2007年12月31日月曜日

備忘:歌曲について

うたの問題。認知の問題として考えること。旋律なり動機なりが存在すること。旋律を分解せずに ひとつの単位として扱うこと。(分割が可能なのはいわゆるフレーズ、動機のレベルまで) 旋律を変奏し、動機を展開すること。変化させ、場所を移し、あるいは組み合わせる。
マーラーの音楽を聴けば、そうした方法がどんなに豊かであるかがわかる。
戦略的にそれを否定することはあってもいいが、だからといって、そうした方法の豊かさは否定できない。
むしろそれが、合理的で強力で、ある程度の一般性があって、わかりやすいから、あえて否定するのだ。
それを利用することに伴う、危険を理由に。

テキストは素材、勿論、選択はある。
だがテキストがよければテキス自体を検討すれば良い。
結局、音楽がすべてだ。テキストのみでも音楽のみでもない。
(テキストの選択が好みに合わない場合を考えよ。)

*

マーラーの歌曲の「場所」。
「子供の魔法の角笛歌曲集」の客観性。眼差しが眺めているその場所はどこか?
「リュッケルト歌曲集」の場所。
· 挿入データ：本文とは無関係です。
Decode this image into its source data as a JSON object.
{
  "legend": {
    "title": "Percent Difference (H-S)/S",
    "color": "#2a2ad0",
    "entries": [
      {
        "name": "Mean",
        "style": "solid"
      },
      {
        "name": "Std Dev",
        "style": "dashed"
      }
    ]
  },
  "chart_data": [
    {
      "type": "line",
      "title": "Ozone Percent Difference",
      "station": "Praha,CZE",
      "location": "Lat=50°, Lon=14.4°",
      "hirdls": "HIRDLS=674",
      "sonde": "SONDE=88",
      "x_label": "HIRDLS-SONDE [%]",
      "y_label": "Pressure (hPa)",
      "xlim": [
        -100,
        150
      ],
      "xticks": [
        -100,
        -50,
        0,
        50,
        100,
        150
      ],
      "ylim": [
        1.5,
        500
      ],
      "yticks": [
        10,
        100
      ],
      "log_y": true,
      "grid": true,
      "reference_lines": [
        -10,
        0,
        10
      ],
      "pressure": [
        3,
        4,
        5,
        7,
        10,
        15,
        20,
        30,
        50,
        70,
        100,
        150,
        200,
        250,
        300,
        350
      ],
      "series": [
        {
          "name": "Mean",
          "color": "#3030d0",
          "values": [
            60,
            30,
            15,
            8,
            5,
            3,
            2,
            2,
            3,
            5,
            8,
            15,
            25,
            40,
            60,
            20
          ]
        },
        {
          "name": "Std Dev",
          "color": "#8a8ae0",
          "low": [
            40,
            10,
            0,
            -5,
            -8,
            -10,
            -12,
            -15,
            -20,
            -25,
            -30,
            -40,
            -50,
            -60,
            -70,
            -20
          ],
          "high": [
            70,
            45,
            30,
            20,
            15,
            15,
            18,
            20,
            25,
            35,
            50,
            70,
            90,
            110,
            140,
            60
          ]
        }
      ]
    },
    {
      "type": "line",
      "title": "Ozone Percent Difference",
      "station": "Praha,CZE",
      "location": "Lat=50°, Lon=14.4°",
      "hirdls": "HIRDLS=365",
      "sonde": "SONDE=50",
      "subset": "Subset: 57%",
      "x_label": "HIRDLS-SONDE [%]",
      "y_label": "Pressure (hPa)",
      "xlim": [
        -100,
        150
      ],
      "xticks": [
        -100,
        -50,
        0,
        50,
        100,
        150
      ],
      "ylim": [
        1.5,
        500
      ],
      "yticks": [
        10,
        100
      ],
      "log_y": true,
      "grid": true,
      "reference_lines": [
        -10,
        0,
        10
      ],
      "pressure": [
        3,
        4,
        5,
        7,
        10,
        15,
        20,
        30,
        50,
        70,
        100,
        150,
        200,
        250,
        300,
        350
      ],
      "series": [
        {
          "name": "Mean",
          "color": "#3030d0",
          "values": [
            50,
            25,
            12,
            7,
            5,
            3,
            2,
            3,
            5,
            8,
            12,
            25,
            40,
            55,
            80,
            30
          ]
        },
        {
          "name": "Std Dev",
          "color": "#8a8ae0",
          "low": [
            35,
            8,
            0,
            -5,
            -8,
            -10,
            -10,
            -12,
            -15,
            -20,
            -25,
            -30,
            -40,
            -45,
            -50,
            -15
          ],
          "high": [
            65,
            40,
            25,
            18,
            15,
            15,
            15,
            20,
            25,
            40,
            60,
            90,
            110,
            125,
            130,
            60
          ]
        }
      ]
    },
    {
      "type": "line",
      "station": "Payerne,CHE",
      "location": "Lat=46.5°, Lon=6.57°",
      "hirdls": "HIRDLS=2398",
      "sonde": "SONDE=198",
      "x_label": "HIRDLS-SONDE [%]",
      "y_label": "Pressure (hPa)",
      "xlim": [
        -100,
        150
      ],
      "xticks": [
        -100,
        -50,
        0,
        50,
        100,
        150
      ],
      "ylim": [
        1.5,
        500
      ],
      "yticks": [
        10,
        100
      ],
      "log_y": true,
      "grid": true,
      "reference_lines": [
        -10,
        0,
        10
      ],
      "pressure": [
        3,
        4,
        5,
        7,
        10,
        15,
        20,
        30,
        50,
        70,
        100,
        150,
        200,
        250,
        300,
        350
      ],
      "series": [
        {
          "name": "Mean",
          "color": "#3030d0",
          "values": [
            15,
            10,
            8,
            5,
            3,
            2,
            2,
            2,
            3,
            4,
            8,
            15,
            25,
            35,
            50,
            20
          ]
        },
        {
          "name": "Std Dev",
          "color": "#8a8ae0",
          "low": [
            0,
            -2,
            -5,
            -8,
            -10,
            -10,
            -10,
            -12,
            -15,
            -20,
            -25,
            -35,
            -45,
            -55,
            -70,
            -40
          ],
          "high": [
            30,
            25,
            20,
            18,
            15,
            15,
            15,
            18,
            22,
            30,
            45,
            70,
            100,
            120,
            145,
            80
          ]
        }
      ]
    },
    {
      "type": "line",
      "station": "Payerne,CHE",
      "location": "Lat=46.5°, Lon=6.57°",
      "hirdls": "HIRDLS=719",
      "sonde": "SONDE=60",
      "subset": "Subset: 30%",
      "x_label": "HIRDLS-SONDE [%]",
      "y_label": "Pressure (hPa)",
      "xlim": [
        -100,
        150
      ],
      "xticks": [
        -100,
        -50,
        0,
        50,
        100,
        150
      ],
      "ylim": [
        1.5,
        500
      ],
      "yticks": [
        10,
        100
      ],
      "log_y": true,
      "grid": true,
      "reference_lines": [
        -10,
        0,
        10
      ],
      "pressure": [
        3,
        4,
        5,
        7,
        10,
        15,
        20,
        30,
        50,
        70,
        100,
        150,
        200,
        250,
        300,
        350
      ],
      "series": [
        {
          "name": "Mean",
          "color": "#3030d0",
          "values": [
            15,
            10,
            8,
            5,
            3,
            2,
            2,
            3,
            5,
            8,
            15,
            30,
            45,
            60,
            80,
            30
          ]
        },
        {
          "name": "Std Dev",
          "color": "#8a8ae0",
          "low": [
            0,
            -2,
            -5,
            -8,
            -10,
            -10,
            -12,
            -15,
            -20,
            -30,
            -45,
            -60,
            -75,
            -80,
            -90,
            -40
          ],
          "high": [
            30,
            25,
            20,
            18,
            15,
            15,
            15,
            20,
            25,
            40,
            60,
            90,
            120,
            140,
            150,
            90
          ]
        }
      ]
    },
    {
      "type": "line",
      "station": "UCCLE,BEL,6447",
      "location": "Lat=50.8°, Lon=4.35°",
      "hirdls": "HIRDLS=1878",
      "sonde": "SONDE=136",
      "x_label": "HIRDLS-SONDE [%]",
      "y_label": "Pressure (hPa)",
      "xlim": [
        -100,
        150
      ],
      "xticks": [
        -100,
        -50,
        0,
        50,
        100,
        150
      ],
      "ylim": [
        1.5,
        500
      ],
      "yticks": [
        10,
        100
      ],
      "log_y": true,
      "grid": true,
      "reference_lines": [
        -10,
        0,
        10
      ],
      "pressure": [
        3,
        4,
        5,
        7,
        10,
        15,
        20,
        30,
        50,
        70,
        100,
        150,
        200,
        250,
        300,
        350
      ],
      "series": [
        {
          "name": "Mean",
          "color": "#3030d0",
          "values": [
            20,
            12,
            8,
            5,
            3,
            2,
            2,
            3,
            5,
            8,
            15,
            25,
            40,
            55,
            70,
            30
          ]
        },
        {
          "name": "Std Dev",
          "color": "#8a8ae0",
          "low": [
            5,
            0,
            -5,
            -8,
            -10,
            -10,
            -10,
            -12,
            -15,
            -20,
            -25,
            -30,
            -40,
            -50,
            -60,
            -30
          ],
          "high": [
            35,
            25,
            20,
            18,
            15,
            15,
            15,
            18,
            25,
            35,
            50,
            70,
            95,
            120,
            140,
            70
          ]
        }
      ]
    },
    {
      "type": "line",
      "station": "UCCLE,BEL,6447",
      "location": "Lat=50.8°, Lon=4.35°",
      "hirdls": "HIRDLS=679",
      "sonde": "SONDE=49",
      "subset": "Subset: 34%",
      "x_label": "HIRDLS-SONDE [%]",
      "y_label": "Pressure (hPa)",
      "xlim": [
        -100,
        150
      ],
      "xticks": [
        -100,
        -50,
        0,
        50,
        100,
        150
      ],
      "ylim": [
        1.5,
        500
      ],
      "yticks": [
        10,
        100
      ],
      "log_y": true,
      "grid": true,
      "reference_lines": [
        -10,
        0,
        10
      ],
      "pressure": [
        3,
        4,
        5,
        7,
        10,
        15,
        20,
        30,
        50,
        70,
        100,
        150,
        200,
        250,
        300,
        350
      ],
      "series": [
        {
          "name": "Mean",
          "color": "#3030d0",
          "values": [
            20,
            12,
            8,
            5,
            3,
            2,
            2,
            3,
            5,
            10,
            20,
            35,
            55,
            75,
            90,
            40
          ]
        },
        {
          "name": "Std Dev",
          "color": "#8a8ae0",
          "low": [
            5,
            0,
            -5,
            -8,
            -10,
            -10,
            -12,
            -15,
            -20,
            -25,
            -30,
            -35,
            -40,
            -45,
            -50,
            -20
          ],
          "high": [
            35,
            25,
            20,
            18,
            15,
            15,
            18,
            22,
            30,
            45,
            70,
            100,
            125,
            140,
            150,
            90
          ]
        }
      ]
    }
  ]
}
「ここ」はどこか?

場所の感覚が、はっきりと聴き取れる。
マーラーは、どうしようもなく過去の人だ。
時代も場所も異なる。
けれども、何なら生物としての、といっても良い、マーラーが 感受したクオリアが、そっくり作品の中に封じ込められているように思える。

作品は独自の世界を持つ、と言われるが、それと対比される現実だって、 作品と同じように、ある認識のモードに従って読み取られたものなのだ。
そしてマーラーの場合については、作品の世界と、個体としてのマーラーの 感受のモードの間に、そんなに大きな距離があるとも思えない。

曲を書くこともまた、世界の感受の一様式なのではないか?
少なくともそれは生の営みの一部で、抽象はできない。

ある種の懐かしさ?
かつて自分が訪れたことがある場所を再び訪れる感じ?
つまり、それは自分にとって「他所」なのだ。
マーラーは他者なのだ。

歌曲の良いところは、それが断面を切り出すことができることだ。
横の流れ、小説的な脈絡はここでは省略できる。
勿論、連作歌曲というのがあるが、それは、そうした断片を並べることで、 全体を予感させるようになっている。

「真夜中に」のような歌曲は、その内部に時間の、経験の流れがあるが、 だがそれは、一まとまりのものだ。
横の流れ、小説的な脈絡とは、異なった場所、異なった主体、異なった時間を 結びつけて、多元的な「世界」を組織する仕方なのだ。
つまり、そこには視点の多元性が含意されている。
マーラーの「世界のようでなくてはならない」という理念は、そうした多元性への 志向であって、誇大妄想的なものではない。

多分だからこそ交響曲の中に歌曲が埋め込まれるのは自然なのだ。

マーラーの作品は些かぎこちない仕方で「Xが私に語ること」と表現されたように、 複数の声の交響する時空間を組織することが志向されている。
語るのは私ではない。これは独我論ではない。世界は私の心の、観念の裡に しかないなどどは見做されていない。私には見通せないほど複雑な脈絡が 世界に存在することを、語りかけられている私は感じている。

「Xが私に語ること」という言い回しは、作品についてはほとんど何も 語らないが、世界と「私」の関係の証言にはなっている。